I don't think this post works at all. It's not three small categories, but a whole spectrum. You'd be better off rating guys from 1-10 on a jerk scale rather than just type 1, 2, or 3.
don't know about how well these generalizations really work, but i do have a way too nice guy in my life right now...who thinks he is edgy. he wants to be with me, and has for a long time, but there is just no physical or even emotional attraction for me. sorry, way too nice guy.
I guess labeling isn't just for cans, eh? I don't really know about all these generalizations for different types of men. I just date guys that can make me laugh. They get extra points for being a gamer or liking The Braves, but seriously, a sense of humor is something that I think most women require. If you have that you're in.
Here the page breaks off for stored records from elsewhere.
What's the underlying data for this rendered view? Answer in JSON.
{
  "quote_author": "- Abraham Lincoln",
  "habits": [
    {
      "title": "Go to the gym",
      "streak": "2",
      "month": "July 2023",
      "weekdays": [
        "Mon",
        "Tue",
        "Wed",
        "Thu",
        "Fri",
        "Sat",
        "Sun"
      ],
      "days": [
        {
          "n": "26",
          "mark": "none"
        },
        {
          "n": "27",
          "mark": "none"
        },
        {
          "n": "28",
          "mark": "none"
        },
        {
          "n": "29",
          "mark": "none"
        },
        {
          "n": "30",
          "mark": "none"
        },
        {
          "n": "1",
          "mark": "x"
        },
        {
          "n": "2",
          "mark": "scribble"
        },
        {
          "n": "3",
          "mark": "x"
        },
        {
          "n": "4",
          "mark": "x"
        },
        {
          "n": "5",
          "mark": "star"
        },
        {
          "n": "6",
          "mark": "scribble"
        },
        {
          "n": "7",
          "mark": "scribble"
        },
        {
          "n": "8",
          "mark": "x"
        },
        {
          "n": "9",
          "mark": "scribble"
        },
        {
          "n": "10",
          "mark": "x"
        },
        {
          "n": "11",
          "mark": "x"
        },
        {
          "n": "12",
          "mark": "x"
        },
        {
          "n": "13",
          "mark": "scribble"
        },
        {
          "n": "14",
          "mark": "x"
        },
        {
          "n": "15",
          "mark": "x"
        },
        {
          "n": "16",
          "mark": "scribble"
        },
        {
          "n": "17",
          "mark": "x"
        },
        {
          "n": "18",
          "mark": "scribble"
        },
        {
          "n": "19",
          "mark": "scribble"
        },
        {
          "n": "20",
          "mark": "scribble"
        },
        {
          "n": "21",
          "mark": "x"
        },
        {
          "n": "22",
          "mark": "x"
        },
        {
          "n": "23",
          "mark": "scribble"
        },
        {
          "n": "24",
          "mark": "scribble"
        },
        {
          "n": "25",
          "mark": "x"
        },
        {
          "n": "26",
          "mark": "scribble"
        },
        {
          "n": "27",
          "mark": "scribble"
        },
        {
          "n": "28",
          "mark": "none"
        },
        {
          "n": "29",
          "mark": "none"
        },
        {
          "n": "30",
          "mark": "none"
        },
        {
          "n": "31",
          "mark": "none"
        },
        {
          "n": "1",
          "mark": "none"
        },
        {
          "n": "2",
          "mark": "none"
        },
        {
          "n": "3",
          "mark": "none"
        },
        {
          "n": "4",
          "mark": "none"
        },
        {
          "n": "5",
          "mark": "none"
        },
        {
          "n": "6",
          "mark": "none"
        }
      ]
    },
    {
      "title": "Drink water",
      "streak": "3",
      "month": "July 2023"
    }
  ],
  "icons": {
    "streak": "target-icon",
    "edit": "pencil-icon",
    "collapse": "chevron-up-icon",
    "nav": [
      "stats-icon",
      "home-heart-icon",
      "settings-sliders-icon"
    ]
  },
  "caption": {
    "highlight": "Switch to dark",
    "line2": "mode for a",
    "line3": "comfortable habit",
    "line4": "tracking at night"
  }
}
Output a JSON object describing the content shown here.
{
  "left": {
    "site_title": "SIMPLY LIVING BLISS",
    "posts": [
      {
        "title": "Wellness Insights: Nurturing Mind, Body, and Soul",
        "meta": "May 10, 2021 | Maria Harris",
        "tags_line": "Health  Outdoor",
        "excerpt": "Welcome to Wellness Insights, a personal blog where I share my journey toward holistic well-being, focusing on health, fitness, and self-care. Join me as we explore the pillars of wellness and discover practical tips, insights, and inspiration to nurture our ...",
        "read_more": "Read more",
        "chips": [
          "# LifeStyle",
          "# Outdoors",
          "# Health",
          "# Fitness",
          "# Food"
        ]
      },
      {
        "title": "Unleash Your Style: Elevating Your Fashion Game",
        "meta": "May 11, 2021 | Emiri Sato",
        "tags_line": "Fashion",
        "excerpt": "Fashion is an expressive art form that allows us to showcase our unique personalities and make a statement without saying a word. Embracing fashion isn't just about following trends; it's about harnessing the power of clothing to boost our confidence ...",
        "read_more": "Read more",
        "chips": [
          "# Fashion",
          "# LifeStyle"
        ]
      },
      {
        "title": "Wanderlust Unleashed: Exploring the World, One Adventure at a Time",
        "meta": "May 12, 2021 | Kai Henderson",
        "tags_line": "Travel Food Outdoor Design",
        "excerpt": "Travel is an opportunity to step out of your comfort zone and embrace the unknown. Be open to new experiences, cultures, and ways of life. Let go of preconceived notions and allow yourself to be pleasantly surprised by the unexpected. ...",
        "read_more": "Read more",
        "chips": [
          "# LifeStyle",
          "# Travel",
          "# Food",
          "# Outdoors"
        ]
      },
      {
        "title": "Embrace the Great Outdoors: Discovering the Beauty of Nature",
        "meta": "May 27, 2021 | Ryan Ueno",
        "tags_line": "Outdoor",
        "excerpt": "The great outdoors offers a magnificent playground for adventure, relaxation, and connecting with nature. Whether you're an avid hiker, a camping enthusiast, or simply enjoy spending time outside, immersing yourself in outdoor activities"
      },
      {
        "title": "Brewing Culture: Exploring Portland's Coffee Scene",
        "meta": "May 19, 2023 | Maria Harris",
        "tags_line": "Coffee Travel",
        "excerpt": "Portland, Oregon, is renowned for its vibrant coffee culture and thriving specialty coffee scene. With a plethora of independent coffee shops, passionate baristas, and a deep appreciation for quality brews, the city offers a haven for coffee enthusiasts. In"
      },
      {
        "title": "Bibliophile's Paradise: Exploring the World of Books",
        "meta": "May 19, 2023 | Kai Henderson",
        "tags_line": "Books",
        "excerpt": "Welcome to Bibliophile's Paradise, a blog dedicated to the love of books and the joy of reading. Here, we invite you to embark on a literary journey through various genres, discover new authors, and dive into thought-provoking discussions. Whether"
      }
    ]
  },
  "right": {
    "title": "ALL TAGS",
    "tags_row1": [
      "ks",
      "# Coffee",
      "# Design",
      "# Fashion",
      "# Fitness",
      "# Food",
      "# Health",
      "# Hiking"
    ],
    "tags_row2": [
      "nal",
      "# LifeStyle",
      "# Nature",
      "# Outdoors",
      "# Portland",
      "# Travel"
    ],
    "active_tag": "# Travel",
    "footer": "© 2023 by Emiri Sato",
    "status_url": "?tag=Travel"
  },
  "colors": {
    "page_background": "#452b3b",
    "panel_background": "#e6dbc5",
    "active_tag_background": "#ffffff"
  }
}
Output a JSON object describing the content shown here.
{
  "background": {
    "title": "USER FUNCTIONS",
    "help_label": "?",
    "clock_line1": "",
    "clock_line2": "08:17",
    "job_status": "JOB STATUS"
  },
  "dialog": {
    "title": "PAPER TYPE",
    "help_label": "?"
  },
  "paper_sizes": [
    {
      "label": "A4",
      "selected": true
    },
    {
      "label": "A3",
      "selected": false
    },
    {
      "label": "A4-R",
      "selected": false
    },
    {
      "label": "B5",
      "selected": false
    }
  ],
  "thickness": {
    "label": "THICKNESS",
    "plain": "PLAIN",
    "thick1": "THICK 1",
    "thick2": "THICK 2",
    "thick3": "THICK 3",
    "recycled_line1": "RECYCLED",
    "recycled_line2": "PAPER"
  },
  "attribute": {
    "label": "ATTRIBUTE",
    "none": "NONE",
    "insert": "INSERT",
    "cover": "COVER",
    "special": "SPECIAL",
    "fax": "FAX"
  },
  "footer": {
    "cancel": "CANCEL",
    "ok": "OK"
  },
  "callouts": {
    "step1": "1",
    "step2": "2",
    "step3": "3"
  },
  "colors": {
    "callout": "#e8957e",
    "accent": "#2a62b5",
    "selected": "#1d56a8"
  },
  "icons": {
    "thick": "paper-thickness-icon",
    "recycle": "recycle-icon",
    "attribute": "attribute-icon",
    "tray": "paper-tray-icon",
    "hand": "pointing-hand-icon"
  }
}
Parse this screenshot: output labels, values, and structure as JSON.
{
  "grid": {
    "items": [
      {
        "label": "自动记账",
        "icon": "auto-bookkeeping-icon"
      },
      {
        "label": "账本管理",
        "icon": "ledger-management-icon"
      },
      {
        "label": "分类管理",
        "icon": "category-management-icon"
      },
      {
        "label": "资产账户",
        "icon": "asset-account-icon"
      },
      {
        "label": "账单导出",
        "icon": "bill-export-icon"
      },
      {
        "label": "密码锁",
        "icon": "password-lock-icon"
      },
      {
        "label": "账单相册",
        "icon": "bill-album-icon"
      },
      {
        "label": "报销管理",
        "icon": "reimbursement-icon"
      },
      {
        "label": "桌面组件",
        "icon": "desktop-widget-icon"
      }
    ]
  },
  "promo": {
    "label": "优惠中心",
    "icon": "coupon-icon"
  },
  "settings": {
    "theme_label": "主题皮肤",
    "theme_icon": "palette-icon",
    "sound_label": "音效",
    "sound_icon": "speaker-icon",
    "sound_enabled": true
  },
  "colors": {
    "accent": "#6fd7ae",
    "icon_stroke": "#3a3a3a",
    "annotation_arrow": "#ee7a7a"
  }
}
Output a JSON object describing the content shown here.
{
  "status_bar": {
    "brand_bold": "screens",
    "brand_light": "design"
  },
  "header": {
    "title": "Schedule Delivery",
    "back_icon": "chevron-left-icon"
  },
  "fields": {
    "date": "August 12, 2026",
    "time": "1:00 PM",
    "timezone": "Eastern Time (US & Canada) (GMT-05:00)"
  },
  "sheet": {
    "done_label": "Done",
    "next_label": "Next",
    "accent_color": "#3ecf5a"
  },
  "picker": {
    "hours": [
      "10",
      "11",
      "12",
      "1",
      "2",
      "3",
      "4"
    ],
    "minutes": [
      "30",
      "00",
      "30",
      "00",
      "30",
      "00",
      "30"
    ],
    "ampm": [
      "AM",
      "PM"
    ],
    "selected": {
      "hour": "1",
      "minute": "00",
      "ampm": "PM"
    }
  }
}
Its sad. i want a nice guy who wants a nice girl. and together we get our freak on
@algebraicdisco@xanga - agreed. No matter which guy you choose, you need a sense of humor. It's guys we're talking about. I've been with my bf for over 5 years and he's changed from being a "bad boy" to a "good boy" over the years. They can switch from "good boy" to "bad boy" too. Like you said it, just go with whoever makes you laugh.
I suppose? What a lot of men fail to see though is that most often, women DON'T KNOW the men they are interested in are assholes! There are 2 in particular that I thought were dream men! It wasn't until a while down the road that their true selves became clear and wow, was that a rude awakening.